9/2004  Diag: Stage IV extensive  liver mets (!) ER/PR- Her2+++ 
10/04-3/05 Weekly Taxol/Carboplatin/Herceptin , complete response!  
04/05 - 4/07 Herception every 3 wks, Continue NED 
04/07 - recurrence to liver - 2 spots, starting tykerb/avastin trial 
06/07 8/07 10/07 Scans show stable, continue on Tykerb/Avastin 
01/08 Progression in liver  
02/08 Begin (TDM1) trial  
08/08 NED! It's Working!  Continue on TDM1 
02/09 Continue NED 
02/10  Continue NED.  5/10 9/10 Scans NED 10/10 Scans NED 
12/10 Scans not clear....4/11 Scans suggest progression 6/11 progression confirmed in liver 
07/11 - 11/11 Herceptin/Xeloda -not working:( 
12/11 Begin MM302 Phase I trial - bust:( 
03/12 3rd times the charm? AKT trial  
 5/12 Scan shows reduction!  7/12 More reduction!!!! 

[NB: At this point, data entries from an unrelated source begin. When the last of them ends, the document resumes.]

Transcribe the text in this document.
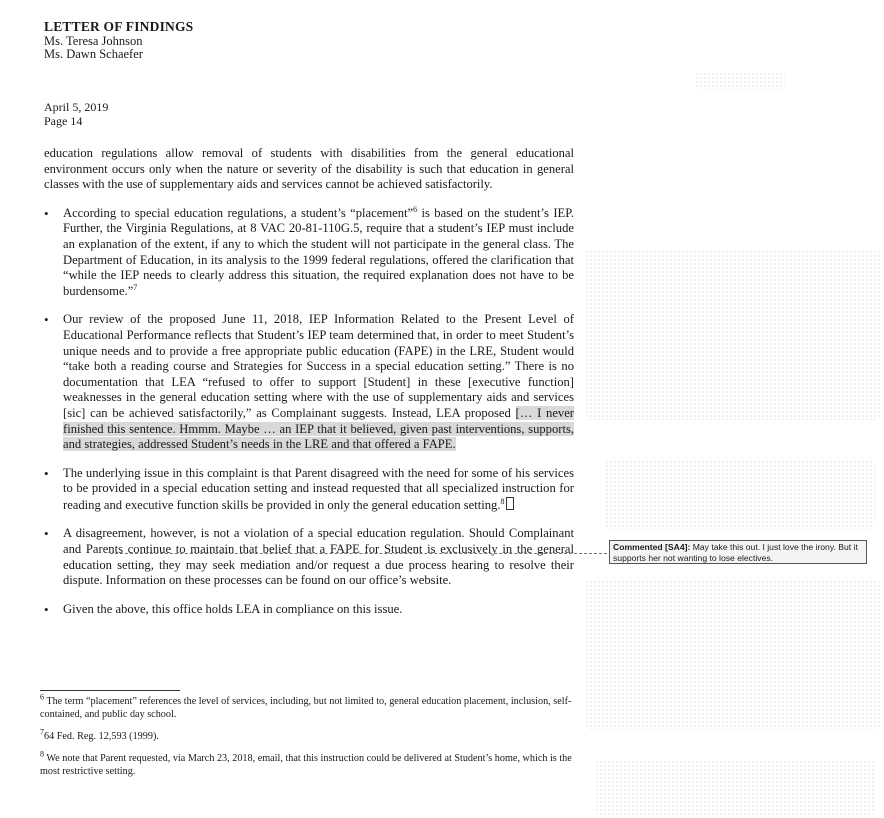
LETTER OF FINDINGS
Ms. Teresa Johnson
Ms. Dawn Schaefer

April 5, 2019
Page 14

education regulations allow removal of students with disabilities from the general educational environment occurs only when the nature or severity of the disability is such that education in general classes with the use of supplementary aids and services cannot be achieved satisfactorily.

• According to special education regulations, a student’s “placement”$^6$ is based on the student’s IEP. Further, the Virginia Regulations, at 8 VAC 20-81-110G.5, require that a student’s IEP must include an explanation of the extent, if any to which the student will not participate in the general class. The Department of Education, in its analysis to the 1999 federal regulations, offered the clarification that “while the IEP needs to clearly address this situation, the required explanation does not have to be burdensome.”$^7$
• Our review of the proposed June 11, 2018, IEP Information Related to the Present Level of Educational Performance reflects that Student’s IEP team determined that, in order to meet Student’s unique needs and to provide a free appropriate public education (FAPE) in the LRE, Student would “take both a reading course and Strategies for Success in a special education setting.” There is no documentation that LEA “refused to offer to support [Student] in these [executive function] weaknesses in the general education setting where with the use of supplementary aids and services [sic] can be achieved satisfactorily,” as Complainant suggests. Instead, LEA proposed [… I never finished this sentence. Hmmm. Maybe … an IEP that it believed, given past interventions, supports, and strategies, addressed Student’s needs in the LRE and that offered a FAPE.
• The underlying issue in this complaint is that Parent disagreed with the need for some of his services to be provided in a special education setting and instead requested that all specialized instruction for reading and executive function skills be provided in only the general education setting.$^8$
• A disagreement, however, is not a violation of a special education regulation. Should Complainant and Parents continue to maintain that belief that a FAPE for Student is exclusively in the general education setting, they may seek mediation and/or request a due process hearing to resolve their dispute. Information on these processes can be found on our office’s website.
• Given the above, this office holds LEA in compliance on this issue.

$^6$ The term “placement” references the level of services, including, but not limited to, general education placement, inclusion, self-contained, and public day school.

$^7$64 Fed. Reg. 12,593 (1999).

$^8$ We note that Parent requested, via March 23, 2018, email, that this instruction could be delivered at Student’s home, which is the most restrictive setting.

Commented [SA4]: May take this out. I just love the irony. But it supports her not wanting to lose electives.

8/12 Whoops...progression...trying for Perjeta/Herceptin (plus some more nasty chemo!) 
9/12 Start Perjeta/Herceptin, chemo on hold due to infection/wound in leg, added on cycle 2 &3 
11/12 Poops! progression in liver, Stop Perjeta/Taxo/Herc 
11/12 Navelbine/Herce[ptin - try for a 3 cycles, no go. 
2/13 Gemzar/Carbo/Herceptin - no go.